Solidx And Vaneck Bitcoin ETF Application Is A Spring Board To The Moon

VanEck SolidX Bitcoin Trust ETF Application: Spring Board To The Moon?

On Wednesday, Van Eck Associates Corp. and SolidX Partners Inc issued their request to the Securities and Exchange Commission (SEC) requesting approval to list the first Exchange Traded Product (ETP) that is backed by insured Bitcoin. Bitcoin is the most liquid and valuable cryptocurrency in the world though it is dodged by volatility concerns that keeps institutional investors away.

As a cryptography and Fintech company, SolidX sole role would be to safeguard Bitcoin via offline storage solutions. In case of loss, investors are guaranteed because each coin is insured by a host of insurance companies who are yet to be made public.

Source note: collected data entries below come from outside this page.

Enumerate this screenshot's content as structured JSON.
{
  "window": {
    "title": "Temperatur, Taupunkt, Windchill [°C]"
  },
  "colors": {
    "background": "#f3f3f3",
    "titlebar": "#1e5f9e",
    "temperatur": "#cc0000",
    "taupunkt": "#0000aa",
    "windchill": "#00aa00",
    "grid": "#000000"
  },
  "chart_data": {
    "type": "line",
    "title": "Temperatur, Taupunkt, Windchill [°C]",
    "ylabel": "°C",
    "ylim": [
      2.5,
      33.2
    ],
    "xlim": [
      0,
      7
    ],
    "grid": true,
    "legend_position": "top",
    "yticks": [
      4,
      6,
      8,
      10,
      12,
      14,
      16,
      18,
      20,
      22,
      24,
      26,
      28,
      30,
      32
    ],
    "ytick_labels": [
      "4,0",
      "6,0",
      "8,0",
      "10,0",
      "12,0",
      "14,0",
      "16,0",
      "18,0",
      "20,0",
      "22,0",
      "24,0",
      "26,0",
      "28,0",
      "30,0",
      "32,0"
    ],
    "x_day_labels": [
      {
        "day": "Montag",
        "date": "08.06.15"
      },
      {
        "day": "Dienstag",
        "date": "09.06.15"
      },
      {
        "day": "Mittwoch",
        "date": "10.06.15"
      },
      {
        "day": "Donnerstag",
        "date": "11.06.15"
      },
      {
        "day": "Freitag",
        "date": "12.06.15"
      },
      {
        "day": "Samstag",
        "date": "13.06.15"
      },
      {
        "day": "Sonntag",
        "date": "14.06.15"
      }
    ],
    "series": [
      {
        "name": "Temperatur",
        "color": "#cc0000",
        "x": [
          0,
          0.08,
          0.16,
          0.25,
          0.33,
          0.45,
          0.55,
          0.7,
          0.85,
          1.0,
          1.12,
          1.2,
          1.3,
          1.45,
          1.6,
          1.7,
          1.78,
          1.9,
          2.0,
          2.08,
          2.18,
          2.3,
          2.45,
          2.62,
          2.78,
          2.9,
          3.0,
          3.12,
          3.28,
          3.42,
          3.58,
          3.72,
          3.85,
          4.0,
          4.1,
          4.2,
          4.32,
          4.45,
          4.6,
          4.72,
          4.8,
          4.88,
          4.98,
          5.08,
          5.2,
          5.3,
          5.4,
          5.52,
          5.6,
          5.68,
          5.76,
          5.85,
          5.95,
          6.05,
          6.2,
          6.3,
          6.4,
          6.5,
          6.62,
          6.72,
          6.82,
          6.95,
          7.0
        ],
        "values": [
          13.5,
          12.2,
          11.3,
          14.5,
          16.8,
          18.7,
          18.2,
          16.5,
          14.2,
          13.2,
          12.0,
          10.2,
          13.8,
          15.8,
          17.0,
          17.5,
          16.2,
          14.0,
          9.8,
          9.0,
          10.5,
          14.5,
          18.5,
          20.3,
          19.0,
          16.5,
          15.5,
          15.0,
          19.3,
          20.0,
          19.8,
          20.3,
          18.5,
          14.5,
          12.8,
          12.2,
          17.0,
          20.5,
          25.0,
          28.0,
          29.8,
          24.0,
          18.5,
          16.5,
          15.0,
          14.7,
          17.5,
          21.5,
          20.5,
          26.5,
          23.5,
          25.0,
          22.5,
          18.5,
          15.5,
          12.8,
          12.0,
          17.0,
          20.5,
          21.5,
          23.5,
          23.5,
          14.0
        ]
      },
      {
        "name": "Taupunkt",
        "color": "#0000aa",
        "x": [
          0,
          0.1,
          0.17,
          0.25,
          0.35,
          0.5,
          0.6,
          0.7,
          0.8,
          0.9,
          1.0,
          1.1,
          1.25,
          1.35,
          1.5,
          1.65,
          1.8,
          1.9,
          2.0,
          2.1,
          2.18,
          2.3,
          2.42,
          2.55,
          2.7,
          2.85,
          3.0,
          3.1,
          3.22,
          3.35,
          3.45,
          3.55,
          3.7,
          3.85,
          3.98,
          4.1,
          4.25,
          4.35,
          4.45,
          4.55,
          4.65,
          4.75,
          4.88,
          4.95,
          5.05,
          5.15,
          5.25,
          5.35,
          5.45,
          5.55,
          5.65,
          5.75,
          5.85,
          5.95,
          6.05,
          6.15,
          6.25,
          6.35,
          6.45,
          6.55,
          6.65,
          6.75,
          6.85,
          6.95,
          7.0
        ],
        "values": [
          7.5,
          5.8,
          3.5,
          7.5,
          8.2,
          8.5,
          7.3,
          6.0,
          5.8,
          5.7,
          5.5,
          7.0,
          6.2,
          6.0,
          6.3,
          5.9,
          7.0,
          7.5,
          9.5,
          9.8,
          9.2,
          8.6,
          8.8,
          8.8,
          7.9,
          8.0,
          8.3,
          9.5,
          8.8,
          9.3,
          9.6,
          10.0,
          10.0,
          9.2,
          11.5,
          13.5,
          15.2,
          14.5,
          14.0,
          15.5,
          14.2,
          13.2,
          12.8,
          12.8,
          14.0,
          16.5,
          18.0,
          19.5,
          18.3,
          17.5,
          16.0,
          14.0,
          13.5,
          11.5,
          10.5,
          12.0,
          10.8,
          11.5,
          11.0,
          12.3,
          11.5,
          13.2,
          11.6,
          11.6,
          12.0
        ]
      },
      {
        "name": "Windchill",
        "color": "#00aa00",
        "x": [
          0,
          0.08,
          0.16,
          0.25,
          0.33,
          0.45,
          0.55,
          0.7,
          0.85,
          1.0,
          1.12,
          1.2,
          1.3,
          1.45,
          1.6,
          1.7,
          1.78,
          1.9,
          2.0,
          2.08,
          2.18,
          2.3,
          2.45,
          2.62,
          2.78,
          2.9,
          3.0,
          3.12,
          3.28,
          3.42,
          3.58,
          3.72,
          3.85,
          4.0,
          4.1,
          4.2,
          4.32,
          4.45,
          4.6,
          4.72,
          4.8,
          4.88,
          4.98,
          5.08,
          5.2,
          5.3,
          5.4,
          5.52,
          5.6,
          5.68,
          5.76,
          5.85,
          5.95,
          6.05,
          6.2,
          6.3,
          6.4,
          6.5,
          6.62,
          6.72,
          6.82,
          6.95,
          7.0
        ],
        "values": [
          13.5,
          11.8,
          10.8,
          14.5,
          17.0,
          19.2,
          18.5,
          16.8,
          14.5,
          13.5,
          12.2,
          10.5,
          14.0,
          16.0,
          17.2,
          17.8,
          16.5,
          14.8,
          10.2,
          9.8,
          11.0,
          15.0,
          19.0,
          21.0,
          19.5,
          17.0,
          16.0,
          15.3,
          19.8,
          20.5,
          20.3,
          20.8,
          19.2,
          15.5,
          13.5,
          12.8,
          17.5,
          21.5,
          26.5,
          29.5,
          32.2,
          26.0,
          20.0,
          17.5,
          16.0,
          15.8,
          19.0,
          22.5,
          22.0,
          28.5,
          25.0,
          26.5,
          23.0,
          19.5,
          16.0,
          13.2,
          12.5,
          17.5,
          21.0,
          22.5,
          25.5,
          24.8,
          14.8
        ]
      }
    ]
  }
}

Even though this is not the first time that both firms have requested approval from the SEC, they hope their joint request would address some of the requirements the regulator asked applicants to provide back in January 2018. Amongst them is the directive that all ETF products meant for investors should have a clear share price and most importantly prices should be anchored on real time feeds from regulated exchanges or firms.

Share Price And Index Firm Adjustment

Their application addresses this because they have since increased their share price and MVIS would be tasked with creating an index and publishing live prices throughout the day. MVIS is a subsidiary of New York’s VanEck which oversees more than 50 ETPs and has more than $40 billion of assets under their management.

Note this though, if approved, Van Eck Associates Corp. and SolidX Partners Inc new VanEck SolidX Bitcoin Trust is designed for institutional investors only. Their share price would be fixed at $200,000 completely deviating from the traditional way of listing geared towards retail or individual investors. While many would see this as an odd approach, VanEck and SolidX are playing their cards close to the chest.

Both companies are cautious and would like to avoid crossing SEC path as they had aired their concerns about firms listing ETFs for retail investments. In a phone interview with Bloomberg, the Chief Executive Officer of SolidX, Daniel H. Gallancy reiterated this saying:

“Based on various comments, it seems that regulators are concerned right now about having an ETF that is available to retail investors. We think that will change over time, but right now a good place to start is with a product geared purely toward institutional investors.”

Hopefully, if this goes through, Bitcoin Futures traders would have something positive to bank on after CME and CBoE Bitcoin’s Future Listing failed to take off last year despite the hype.